Zynga, too, is trying to create an independent network (see “Zynga Looks to Build a Gaming Social Network of Its Own”). If it succeeds, this could help solve one problem that plagues mobile-game developers: how to get people to discover games among millions of apps in Google’s and Apple’s stores.

On Facebook, people naturally return day after day, but users aren’t as strongly inclined to open an app, says venture capitalist Charles Hudson, a partner with SoftTech VC who previously founded a company acquired by Zynga.
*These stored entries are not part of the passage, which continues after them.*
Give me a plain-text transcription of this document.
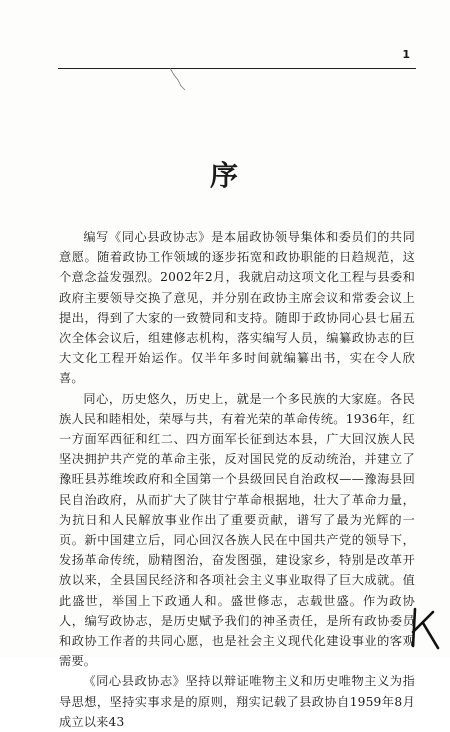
1
序

编写《同心县政协志》是本届政协领导集体和委员们的共同意愿。随着政协工作领域的逐步拓宽和政协职能的日趋规范，这个意念益发强烈。2002年2月，我就启动这项文化工程与县委和政府主要领导交换了意见，并分别在政协主席会议和常委会议上提出，得到了大家的一致赞同和支持。随即于政协同心县七届五次全体会议后，组建修志机构，落实编写人员，编纂政协志的巨大文化工程开始运作。仅半年多时间就编纂出书，实在令人欣喜。

同心，历史悠久，历史上，就是一个多民族的大家庭。各民族人民和睦相处，荣辱与共，有着光荣的革命传统。1936年，红一方面军西征和红二、四方面军长征到达本县，广大回汉族人民坚决拥护共产党的革命主张，反对国民党的反动统治，并建立了豫旺县苏维埃政府和全国第一个县级回民自治政权——豫海县回民自治政府，从而扩大了陕甘宁革命根据地，壮大了革命力量，为抗日和人民解放事业作出了重要贡献，谱写了最为光辉的一页。新中国建立后，同心回汉各族人民在中国共产党的领导下，发扬革命传统，励精图治，奋发图强，建设家乡，特别是改革开放以来，全县国民经济和各项社会主义事业取得了巨大成就。值此盛世，举国上下政通人和。盛世修志，志载世盛。作为政协人，编写政协志，是历史赋予我们的神圣责任，是所有政协委员和政协工作者的共同心愿，也是社会主义现代化建设事业的客观需要。

《同心县政协志》坚持以辩证唯物主义和历史唯物主义为指导思想，坚持实事求是的原则，翔实记载了县政协自1959年8月成立以来43
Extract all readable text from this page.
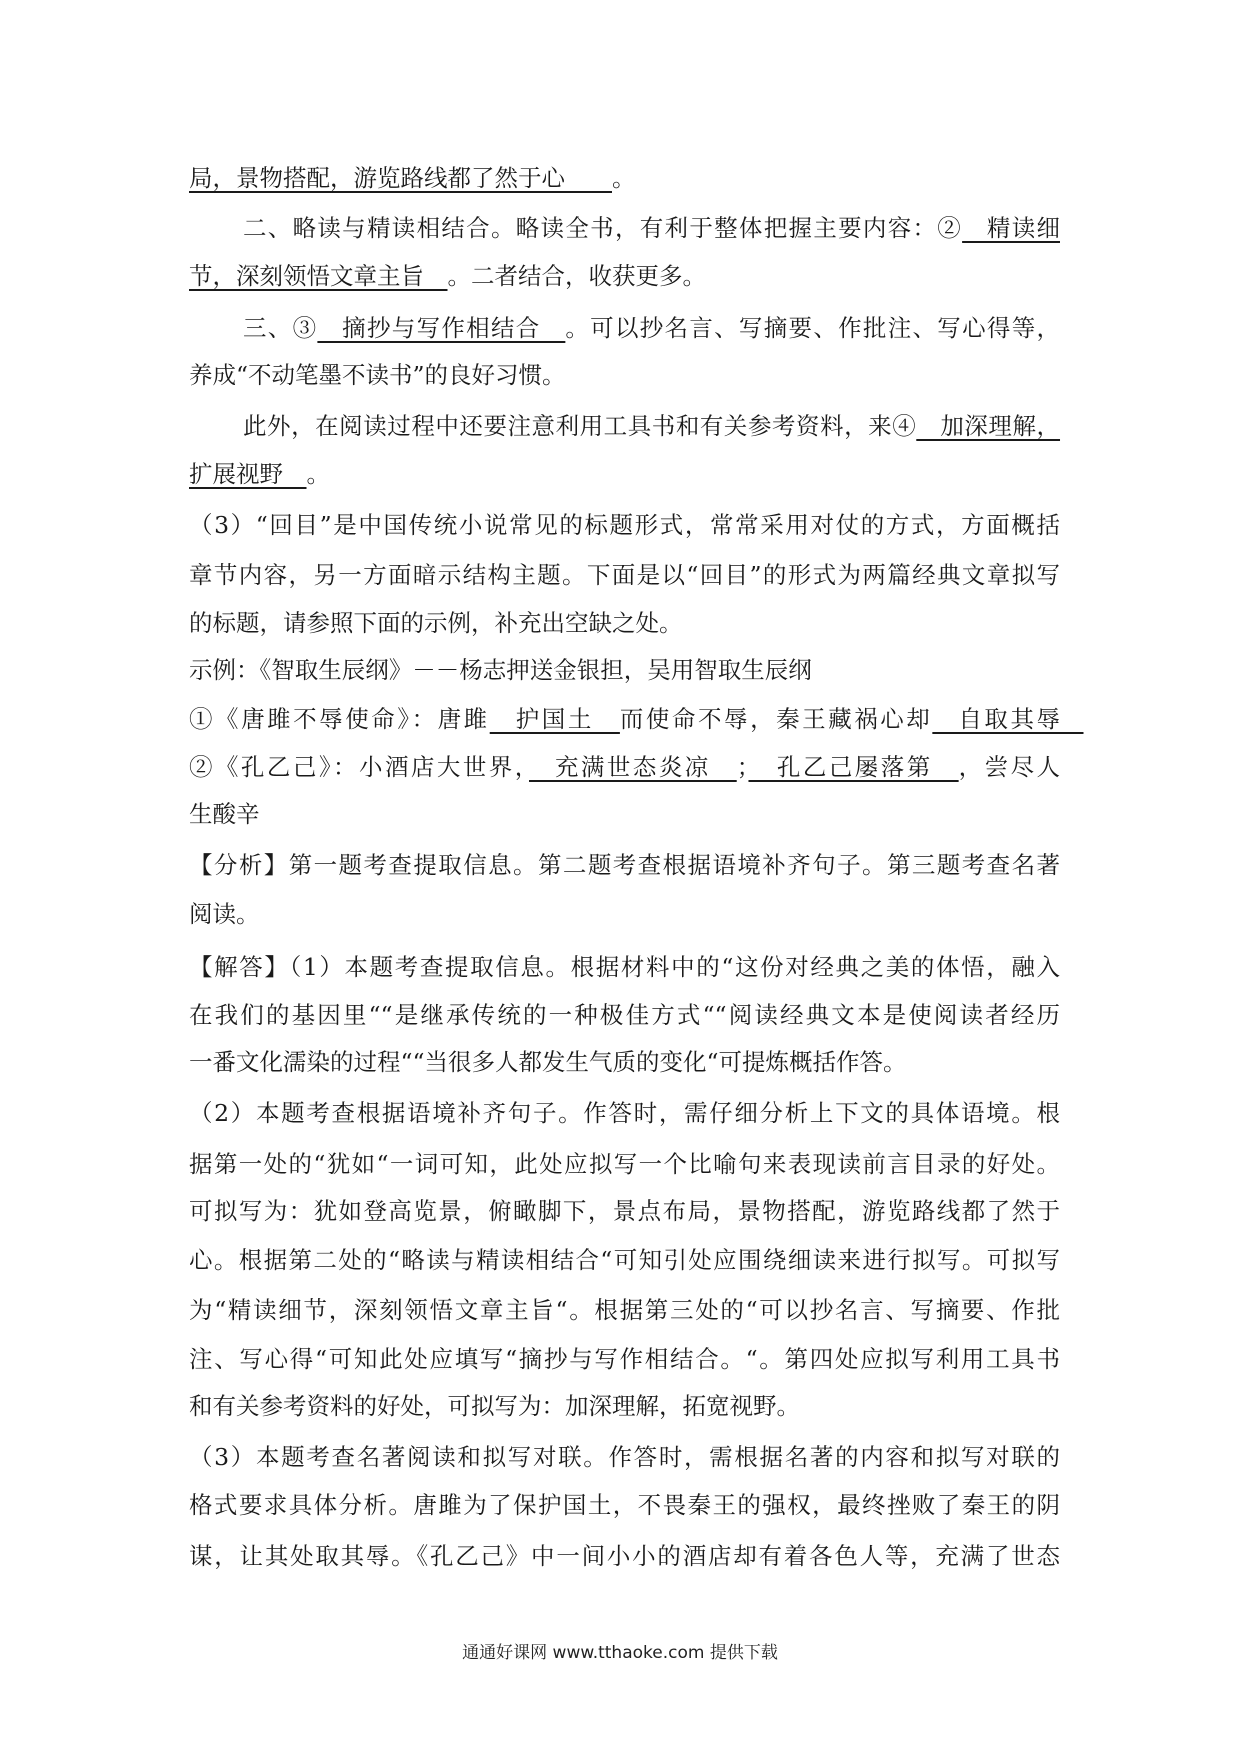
局，景物搭配，游览路线都了然于心　　。
二、略读与精读相结合。略读全书，有利于整体把握主要内容：②　精读细
节，深刻领悟文章主旨　。二者结合，收获更多。
三、③　摘抄与写作相结合　。可以抄名言、写摘要、作批注、写心得等，
养成“不动笔墨不读书”的良好习惯。
此外，在阅读过程中还要注意利用工具书和有关参考资料，来④　加深理解，
扩展视野　。
（3）“回目”是中国传统小说常见的标题形式，常常采用对仗的方式，方面概括
章节内容，另一方面暗示结构主题。下面是以“回目”的形式为两篇经典文章拟写
的标题，请参照下面的示例，补充出空缺之处。
示例：《智取生辰纲》－－杨志押送金银担，吴用智取生辰纲
①《唐雎不辱使命》：唐雎　护国土　而使命不辱，秦王藏祸心却　自取其辱　
②《孔乙己》：小酒店大世界，　充满世态炎凉　；　孔乙己屡落第　，尝尽人
生酸辛
【分析】第一题考查提取信息。第二题考查根据语境补齐句子。第三题考查名著
阅读。
【解答】（1）本题考查提取信息。根据材料中的“这份对经典之美的体悟，融入
在我们的基因里““是继承传统的一种极佳方式““阅读经典文本是使阅读者经历
一番文化濡染的过程““当很多人都发生气质的变化“可提炼概括作答。
（2）本题考查根据语境补齐句子。作答时，需仔细分析上下文的具体语境。根
据第一处的“犹如“一词可知，此处应拟写一个比喻句来表现读前言目录的好处。
可拟写为：犹如登高览景，俯瞰脚下，景点布局，景物搭配，游览路线都了然于
心。根据第二处的“略读与精读相结合“可知引处应围绕细读来进行拟写。可拟写
为“精读细节，深刻领悟文章主旨“。根据第三处的“可以抄名言、写摘要、作批
注、写心得“可知此处应填写“摘抄与写作相结合。“。第四处应拟写利用工具书
和有关参考资料的好处，可拟写为：加深理解，拓宽视野。
（3）本题考查名著阅读和拟写对联。作答时，需根据名著的内容和拟写对联的
格式要求具体分析。唐雎为了保护国土，不畏秦王的强权，最终挫败了秦王的阴
谋，让其处取其辱。《孔乙己》中一间小小的酒店却有着各色人等，充满了世态
通通好课网 www.tthaoke.com 提供下载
As it is, since social elements are a less natural feature on smartphones, mobile-game companies are being forced to pour money into acquiring new users through advertising and cross-promotion. “Most mobile games are still discovered through the app store, and that’s not sustainable,” Marsh says.

Social games themselves may also need to become more creative as they migrate to mobile devices. To keep people playing, games can’t afford to get boring, says Kelly, who calls Draw Something a novelty that had no depth. Console game companies, such as Sony and Electronic Arts, and companies like Kixeye, which target more serious gamers, are starting to experiment with more casual social games for mobile devices.

Innovation could occur as developers take advantage of features particular to phones. Already, some are using feedback from touch interfaces and adapting to shorter gaming sessions—a couple of minutes while waiting for the train to come, for example.

Graphics on mobile devices are also nearing the quality of those on game consoles, especially in the case of tablets, and developers are starting to incorporate them into even simple social games. One example is NaturalMotion’s CSR Racing, a popular 3-D drag-racing game that Apple CEO Tim Cook showed off at his company’s developer conference this year.

And while no company yet has found a lasting hit game that uses phone technologies such front-facing camera motion sensors or GPS location, Hudson says that could be coming as more startups experiment.